Josh Rogin, writing for Foreign Policy in 2010, described a conference call between Samantha Power, then a senior National Security Council aide, and a group of human rights NGO officials who were outraged by the issuance of the first child soldier sanction waivers earlier that year. Rogin, who heard a recording of the call, said Powers "promised that if these countries don't shape up, the administration will take a tougher line when re-evaluating the sanctions next year."

However, the administration didn't take a tougher line the next year, or the year after that.

Jo Becker, advocacy director for the children's rights division at Human Rights Watch (HRW), told Rogin in 2011 that "the White House said last year that they were putting these countries on notice, but now it's a year later and the U.S. is still handing over taxpayer money to countries that use child soldiers with no strings attached."

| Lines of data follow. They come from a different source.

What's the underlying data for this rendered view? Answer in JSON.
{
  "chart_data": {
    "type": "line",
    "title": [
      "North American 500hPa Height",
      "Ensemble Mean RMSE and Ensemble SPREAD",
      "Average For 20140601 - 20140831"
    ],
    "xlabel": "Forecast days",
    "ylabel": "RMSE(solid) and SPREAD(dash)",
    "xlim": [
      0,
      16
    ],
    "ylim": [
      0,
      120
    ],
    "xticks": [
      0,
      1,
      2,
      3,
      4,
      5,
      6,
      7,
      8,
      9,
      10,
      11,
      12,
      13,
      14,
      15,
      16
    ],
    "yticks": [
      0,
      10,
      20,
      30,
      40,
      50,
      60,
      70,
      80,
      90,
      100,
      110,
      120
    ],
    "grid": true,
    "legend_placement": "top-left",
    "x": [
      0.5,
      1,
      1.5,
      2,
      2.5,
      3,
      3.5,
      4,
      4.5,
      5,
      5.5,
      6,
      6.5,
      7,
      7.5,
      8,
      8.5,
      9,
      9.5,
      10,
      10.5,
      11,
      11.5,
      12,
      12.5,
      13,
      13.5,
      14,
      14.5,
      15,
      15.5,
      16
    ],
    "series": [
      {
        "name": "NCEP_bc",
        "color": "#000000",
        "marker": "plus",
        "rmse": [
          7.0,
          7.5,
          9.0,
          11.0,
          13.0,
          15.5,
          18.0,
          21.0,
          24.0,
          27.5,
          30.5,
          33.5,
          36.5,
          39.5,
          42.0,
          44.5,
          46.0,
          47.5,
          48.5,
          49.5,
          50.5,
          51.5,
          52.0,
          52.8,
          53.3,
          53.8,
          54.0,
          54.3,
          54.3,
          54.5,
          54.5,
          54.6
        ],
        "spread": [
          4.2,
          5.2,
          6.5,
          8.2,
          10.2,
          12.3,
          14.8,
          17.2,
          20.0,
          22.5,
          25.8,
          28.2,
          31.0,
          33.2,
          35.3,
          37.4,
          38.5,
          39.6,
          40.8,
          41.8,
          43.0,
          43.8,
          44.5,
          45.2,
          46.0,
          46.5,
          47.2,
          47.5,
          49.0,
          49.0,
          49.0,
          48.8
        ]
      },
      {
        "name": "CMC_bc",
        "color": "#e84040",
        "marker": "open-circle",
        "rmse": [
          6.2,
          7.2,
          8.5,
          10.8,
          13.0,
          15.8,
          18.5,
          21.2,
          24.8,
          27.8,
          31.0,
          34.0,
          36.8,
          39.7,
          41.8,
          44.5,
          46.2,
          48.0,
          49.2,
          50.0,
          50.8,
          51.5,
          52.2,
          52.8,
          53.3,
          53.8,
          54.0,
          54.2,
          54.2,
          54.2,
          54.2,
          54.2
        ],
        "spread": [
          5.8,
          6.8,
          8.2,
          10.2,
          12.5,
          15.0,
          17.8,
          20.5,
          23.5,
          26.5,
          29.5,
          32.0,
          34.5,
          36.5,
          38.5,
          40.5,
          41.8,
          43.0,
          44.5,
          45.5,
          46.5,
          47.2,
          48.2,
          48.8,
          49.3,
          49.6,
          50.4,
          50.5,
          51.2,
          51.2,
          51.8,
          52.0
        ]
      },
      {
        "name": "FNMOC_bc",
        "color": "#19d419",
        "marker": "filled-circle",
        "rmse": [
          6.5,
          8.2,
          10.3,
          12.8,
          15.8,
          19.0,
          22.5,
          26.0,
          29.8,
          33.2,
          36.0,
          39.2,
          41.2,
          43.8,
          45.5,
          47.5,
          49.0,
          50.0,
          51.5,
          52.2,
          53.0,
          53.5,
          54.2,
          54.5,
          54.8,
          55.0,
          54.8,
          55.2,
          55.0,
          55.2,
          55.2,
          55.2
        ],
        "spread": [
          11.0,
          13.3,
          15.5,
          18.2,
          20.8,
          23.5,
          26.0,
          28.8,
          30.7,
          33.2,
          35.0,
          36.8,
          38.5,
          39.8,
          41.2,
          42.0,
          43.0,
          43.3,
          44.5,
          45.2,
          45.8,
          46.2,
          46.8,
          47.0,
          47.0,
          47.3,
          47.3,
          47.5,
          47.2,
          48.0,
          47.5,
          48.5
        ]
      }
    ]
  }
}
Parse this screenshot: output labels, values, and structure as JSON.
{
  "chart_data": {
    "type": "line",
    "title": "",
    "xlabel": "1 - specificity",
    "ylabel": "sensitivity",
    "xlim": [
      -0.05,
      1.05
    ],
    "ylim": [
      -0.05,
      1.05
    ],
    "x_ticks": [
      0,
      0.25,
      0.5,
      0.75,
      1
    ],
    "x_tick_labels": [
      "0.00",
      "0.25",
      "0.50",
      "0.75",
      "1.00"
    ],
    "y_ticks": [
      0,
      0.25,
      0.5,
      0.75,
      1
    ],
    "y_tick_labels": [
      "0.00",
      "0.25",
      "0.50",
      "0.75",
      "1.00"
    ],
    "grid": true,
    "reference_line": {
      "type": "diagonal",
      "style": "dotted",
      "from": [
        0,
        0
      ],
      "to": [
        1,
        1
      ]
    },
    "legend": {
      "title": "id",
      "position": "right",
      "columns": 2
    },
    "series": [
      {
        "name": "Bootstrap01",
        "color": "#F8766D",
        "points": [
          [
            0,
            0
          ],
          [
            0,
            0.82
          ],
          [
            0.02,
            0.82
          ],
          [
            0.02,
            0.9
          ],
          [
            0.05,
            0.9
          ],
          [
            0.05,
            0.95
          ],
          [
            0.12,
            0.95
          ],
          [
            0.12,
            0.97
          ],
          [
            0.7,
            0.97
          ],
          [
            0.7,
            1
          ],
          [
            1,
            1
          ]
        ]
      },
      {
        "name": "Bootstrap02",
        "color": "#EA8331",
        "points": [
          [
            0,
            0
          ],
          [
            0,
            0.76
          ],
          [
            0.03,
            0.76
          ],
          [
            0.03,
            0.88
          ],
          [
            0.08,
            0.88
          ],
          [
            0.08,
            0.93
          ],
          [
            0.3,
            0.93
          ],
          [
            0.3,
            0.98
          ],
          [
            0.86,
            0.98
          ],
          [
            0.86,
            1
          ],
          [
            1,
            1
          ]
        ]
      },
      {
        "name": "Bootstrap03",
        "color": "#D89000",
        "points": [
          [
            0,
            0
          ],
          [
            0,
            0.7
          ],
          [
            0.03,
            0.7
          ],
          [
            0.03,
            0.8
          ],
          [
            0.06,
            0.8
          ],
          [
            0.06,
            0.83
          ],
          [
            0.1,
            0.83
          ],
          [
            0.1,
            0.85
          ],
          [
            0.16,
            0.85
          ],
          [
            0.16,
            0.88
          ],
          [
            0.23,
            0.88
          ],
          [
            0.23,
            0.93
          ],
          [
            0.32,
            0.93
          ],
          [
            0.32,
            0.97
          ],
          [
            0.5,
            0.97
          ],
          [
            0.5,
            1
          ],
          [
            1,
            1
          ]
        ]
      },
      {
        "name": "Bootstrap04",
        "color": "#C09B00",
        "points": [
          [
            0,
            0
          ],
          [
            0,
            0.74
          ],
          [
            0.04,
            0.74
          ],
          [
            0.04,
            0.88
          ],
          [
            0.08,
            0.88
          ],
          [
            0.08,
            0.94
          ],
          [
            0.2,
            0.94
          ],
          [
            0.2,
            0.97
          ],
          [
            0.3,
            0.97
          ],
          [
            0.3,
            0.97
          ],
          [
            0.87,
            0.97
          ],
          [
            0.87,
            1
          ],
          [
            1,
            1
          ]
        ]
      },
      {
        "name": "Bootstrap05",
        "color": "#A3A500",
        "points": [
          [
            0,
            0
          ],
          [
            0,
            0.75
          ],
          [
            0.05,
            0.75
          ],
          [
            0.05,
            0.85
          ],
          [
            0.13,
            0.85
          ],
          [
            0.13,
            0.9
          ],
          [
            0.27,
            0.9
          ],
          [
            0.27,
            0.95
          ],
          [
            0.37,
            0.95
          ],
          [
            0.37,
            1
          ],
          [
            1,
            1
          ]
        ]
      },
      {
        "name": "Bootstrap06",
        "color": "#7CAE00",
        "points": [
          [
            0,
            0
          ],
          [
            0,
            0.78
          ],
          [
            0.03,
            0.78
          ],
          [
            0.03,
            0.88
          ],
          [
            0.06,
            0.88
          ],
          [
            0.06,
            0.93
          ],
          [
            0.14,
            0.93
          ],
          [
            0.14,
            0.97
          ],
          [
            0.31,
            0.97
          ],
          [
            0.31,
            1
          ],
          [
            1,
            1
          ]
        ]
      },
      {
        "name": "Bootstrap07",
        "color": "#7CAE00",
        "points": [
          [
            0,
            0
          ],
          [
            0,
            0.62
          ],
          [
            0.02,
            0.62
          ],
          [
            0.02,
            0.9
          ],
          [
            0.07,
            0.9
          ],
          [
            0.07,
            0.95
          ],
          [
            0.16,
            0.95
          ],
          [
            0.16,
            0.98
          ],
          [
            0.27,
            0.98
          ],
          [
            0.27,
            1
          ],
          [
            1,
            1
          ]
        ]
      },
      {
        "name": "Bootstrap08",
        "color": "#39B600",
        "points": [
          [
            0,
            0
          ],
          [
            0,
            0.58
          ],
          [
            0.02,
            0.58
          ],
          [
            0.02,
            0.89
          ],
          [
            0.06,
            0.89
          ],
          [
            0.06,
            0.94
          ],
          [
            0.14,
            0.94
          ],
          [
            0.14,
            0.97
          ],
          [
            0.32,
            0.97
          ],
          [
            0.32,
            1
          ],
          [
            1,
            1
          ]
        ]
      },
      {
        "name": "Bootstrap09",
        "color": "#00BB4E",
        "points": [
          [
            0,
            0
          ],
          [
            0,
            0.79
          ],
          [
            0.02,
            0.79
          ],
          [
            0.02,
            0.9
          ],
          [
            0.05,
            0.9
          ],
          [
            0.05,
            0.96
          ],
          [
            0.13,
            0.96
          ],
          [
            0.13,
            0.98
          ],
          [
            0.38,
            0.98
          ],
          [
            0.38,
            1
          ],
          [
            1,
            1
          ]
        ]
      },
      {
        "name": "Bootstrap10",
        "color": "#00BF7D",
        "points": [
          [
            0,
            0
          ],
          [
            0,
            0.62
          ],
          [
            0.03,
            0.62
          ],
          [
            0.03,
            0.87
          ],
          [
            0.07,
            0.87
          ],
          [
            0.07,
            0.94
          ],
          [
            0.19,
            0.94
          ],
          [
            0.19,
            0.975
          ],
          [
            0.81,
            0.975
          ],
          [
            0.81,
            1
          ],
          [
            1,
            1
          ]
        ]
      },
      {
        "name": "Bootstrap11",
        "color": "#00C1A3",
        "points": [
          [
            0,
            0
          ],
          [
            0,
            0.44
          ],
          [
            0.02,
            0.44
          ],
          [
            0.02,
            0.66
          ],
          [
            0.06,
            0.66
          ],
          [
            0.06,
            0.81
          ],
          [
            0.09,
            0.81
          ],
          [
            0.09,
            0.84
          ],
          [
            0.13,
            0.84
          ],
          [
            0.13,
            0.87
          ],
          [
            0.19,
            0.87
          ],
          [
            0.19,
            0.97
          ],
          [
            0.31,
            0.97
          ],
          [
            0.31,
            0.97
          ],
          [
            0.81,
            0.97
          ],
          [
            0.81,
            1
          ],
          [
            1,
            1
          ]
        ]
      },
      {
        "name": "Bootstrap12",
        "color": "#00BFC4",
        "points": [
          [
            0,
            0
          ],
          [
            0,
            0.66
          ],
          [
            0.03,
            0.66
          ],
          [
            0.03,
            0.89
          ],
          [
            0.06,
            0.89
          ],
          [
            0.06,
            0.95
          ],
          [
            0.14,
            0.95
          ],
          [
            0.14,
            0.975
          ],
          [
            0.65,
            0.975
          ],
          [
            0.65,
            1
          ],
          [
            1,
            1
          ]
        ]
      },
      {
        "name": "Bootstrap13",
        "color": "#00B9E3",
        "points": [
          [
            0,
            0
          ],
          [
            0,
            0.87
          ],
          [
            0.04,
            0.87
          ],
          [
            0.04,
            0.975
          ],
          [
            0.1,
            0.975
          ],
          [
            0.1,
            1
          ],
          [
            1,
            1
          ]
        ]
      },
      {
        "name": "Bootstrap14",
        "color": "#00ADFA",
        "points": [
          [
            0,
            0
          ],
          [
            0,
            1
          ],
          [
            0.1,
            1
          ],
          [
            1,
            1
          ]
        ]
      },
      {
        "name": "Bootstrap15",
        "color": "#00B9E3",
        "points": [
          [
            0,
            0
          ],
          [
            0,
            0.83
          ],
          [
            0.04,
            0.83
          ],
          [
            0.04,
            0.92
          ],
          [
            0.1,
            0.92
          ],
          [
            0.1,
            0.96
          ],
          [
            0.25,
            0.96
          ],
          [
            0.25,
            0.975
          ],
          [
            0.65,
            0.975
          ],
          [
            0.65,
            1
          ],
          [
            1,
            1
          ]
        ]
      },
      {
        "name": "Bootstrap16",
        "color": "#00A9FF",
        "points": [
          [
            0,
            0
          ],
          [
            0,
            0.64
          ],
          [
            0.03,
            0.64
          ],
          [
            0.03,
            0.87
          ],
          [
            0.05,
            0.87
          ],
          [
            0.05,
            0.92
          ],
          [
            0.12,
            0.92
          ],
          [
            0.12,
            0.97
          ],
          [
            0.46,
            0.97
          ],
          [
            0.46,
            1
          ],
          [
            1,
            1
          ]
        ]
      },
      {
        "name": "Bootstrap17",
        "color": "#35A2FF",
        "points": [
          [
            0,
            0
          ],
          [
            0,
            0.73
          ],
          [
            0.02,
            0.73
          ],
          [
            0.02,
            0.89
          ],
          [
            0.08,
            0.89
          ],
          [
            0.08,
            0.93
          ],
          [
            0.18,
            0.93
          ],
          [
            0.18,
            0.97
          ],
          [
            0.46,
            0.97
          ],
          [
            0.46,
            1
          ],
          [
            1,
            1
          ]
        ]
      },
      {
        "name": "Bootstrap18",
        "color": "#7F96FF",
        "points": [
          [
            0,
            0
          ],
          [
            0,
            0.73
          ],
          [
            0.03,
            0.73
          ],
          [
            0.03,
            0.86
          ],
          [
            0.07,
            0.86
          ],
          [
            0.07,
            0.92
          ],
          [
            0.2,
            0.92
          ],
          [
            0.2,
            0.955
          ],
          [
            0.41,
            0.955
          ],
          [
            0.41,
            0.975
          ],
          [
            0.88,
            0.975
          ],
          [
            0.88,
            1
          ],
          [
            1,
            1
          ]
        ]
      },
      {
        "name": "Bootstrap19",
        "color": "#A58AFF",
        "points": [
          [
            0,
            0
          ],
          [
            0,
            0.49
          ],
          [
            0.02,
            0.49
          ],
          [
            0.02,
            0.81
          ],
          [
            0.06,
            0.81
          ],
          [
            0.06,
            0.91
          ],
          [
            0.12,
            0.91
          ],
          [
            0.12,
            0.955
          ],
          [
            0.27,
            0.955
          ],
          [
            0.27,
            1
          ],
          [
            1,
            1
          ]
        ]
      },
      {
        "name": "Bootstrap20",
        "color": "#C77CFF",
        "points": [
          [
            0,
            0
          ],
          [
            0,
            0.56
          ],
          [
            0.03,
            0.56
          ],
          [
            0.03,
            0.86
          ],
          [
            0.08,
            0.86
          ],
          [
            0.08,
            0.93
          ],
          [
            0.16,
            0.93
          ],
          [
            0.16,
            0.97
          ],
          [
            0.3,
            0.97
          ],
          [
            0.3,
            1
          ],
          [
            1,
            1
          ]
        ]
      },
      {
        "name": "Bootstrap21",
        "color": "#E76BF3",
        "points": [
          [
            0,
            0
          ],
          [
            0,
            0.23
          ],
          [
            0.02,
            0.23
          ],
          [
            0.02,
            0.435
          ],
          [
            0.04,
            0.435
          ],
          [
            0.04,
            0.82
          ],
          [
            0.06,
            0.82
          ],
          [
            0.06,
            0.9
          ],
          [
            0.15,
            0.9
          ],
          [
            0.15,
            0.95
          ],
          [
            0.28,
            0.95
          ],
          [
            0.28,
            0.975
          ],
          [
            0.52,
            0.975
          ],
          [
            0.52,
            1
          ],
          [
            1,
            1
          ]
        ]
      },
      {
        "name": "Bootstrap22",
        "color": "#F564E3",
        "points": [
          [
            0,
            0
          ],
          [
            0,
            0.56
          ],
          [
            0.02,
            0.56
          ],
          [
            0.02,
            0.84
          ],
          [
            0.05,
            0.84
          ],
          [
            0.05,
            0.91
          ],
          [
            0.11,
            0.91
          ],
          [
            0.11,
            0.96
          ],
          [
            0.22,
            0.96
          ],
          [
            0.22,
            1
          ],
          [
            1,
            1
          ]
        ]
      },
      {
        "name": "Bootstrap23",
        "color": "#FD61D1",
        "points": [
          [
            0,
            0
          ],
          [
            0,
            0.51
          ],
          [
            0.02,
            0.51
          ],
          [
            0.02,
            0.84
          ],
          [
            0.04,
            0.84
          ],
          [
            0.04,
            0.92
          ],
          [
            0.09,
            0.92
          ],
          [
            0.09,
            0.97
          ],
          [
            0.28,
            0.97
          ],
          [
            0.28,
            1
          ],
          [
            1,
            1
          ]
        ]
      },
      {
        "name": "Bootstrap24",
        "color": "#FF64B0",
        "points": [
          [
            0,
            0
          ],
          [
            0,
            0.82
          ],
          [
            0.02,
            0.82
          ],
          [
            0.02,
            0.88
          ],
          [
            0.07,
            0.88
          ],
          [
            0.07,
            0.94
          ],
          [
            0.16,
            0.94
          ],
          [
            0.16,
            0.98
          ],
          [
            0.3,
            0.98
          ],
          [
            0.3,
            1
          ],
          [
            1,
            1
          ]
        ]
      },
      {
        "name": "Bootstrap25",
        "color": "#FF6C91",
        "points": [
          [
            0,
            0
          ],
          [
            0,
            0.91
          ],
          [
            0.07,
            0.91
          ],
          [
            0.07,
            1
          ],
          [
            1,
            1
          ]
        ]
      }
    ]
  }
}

In 2012, Becker told Rogin that in "South Sudan, Libya and Yemen, the U.S. continues to squander its leverage by giving military aid with no conditions."

Jesse Eaves, then-senior policy advisor for child protection at World Vision, told Rogin at the time: "The intent in this law was to use this waiver authority only in extreme circumstances, yet (the annual sanction waiver) has ... become the default of this administration."

Two years later, Eaves was still condemning the Obama administration for the robotic issuance of sanction waivers to nations who permitted the enslavement of child soldiers with impunity.

"We must ensure that U.S. taxpayer dollars do not contribute to ... increasing the use and suffering of child soldiers," Eaves said in a 2014 World Vision press release. "The bottom line is the use of these waivers is dangerous for children."

HRW's Becker and Rachel Stohl, of the nonpartisan think tank Stimson Center, wrote a September 2015 op-ed for CNN.com in which they released the results of a joint study on the administration's use of child soldier sanction waivers.

According to Becker and Stohl, "during the five years the (CSPA) law has been in effect, President Obama has invoked 'national interest' waivers to authorize nearly $1 billion in military assistance and arms sales for countries that are still using child soldiers."

They said that their analysis "found that only $35 million in military assistance and arms sales -- a mere 4 percent of what was sanctionable under the law -- was actually withheld from these abusive governments."

Charles Taylor, the former President of Liberia and one of the most infamous warlords in Africa, was convicted in 2012 by a U.N.-backed tribunal of aiding and abetting the recruitment and use of child soldiers by rebel forces in Sierra Leone. Taylor was never charged with directly recruiting or using child soldiers. Instead, Taylor's indictment charged him with giving "financial support, military training, personnel, arms ammunition and other support and encouragement."

Nebraska Congressman Jeff Fortenberry, the original sponsor of the CSPA, has described the administration's "national interest" sanction waivers as an "assault on human dignity." He told Foreign Policy that "(g)ood citizens of this country who do not want to be complicit in this grave human rights abuse must challenge this administration."

Story Continues Below Adverts

Hillary Clinton did not challenge the administration's child soldier sanction waivers. Instead, she embraced the policy; just as she embraced the administration's child-killing drone program, the U.S. military surge in Afghanistan (which doubled the number of child casualties from 2010 to 2011), and an immigration policy that has left thousands of undocumented children in detention facilities and thousands more children with U.S. citizenship in foster care after their undocumented parents were deported with little warning or due process.

Anyone who cares about social justice and still supports Hillary Clinton must ask themselves the following question. If Clinton did not stand up and fight to protect the victims of child slavery when it was her job to do so, why should they expect her to stand up and fight for anyone else once she no longer needs their votes?